Music notesChurch musicians and choir members from throughout the Archdiocese of St. Paul and Minneapolis will perform hymns, chants and contemporary liturgical music on Monday, Nov. 22, at St. Olaf Church, 215 S. 8th St., in Minneapolis.

Members of the National Association of Pastoral Musicians will perform the free public concert and sing-along in celebration of a new Twin Cities chapter of the organization.

“The National Association of Pastoral Musicians is really the preeminent musicians organization for the Catholic world,” said Lynn Trapp, director of worship and music at St. Olaf.

“Here in the Twin Cities, we’re very blessed to have a big hub of church musicians, composers and well-known people in the field,” Trapp said.

Many musicians in the archdiocese have been NPM members for years, he added, but it wasn’t until Trapp and a handful of other musicians decided to start a local chapter earlier this year that it became a reality.

“Our goal as a chapter here is to gather and garner Catholic musicians no matter what their discipline is or their level of ability, to get people participating together, enjoying one another and learning,” said Trapp.

To date, about 100 people have joined the local chapter. “The door is wide open [to new members],” Trapp said. “It’s a way of connecting to other colleagues in the field, to stay updated with music repertoire and the church documents, and to enjoy the conventions, which are marvelous.”

Trapp, an organist, pianist and composer, has been an NPM member since high school. “Through the years as my career grew,” he said, “it was a wonderful laboratory for me to launch my art and talent.”

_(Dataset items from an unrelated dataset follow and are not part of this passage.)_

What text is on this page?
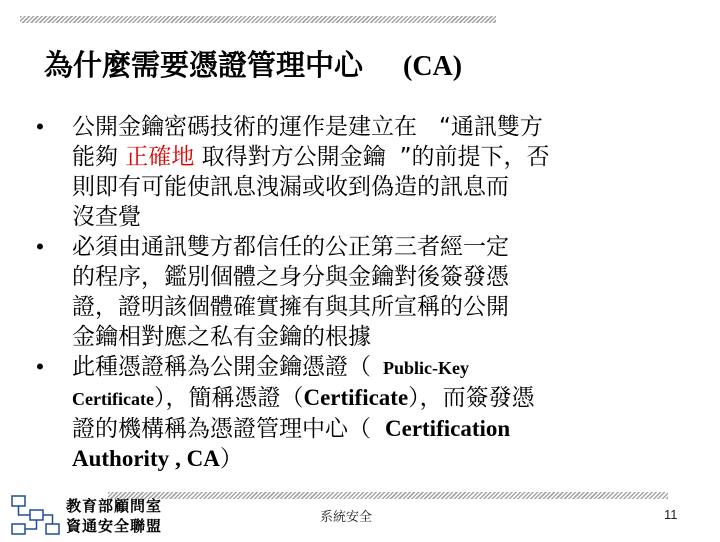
為什麼需要憑證管理中心 (CA)
• 公開金鑰密碼技術的運作是建立在 “通訊雙方
能夠 正確地 取得對方公開金鑰 ”的前提下，否
則即有可能使訊息洩漏或收到偽造的訊息而
沒查覺
• 必須由通訊雙方都信任的公正第三者經一定
的程序，鑑別個體之身分與金鑰對後簽發憑
證，證明該個體確實擁有與其所宣稱的公開
金鑰相對應之私有金鑰的根據
• 此種憑證稱為公開金鑰憑證（ Public-Key
Certificate），簡稱憑證（Certificate），而簽發憑
證的機構稱為憑證管理中心（ Certification
Authority , CA）
教育部顧問室
資通安全聯盟	系統安全	11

Connecting with colleagues

Rob Glover, director of music at St. Therese in Deephaven, worked with Trapp and others to form the local chapter. Glover has been a member of NPM since it began more than 30 years ago.

“To me, the thrill of being a liturgical musician in this archdiocese is having others to network with,” he said. “Sometimes you can feel isolated in your parish, and it’s just a simple phone call or a little drive away and you’re talking with somebody else who is dealing with the same problems.”
The local NPM chapter gives area musicians one more way to connect and collaborate, Glover said. “It’s just a great way of supporting each other.”

Kathy Borgen, assistant music director and organist at All Saints in Lakeville, has been a member of NPM for about seven years.

“As a part-time musician and as a person who does not have a degree in church music, . . . [NPM] has really helped me learn some of the ins and outs of liturgy,” she said. “It’s also put me in touch with other musicians, liturgists and clergy.”

Because the organization has been so helpful to her, Borgen joined the NPM Twin Cities chapter leadership committee. She believes musicians especially could benefit from NPM membership, but added that Catholics who are not involved in music ministry also are invited to attend the group’s meetings.

“If a congregation member were to come to one of the meetings, they might hear things that, in the past, they’ve just taken for granted,” Borgen said. “The music happens every week, and you show up at church and it’s there. It might be very pretty, it might be something you really like, but you never think about what goes on behind it. So you would have access to the thoughts that go into the planning of the music and how it really fits into the liturgy and how it’s not just music for music’s sake.”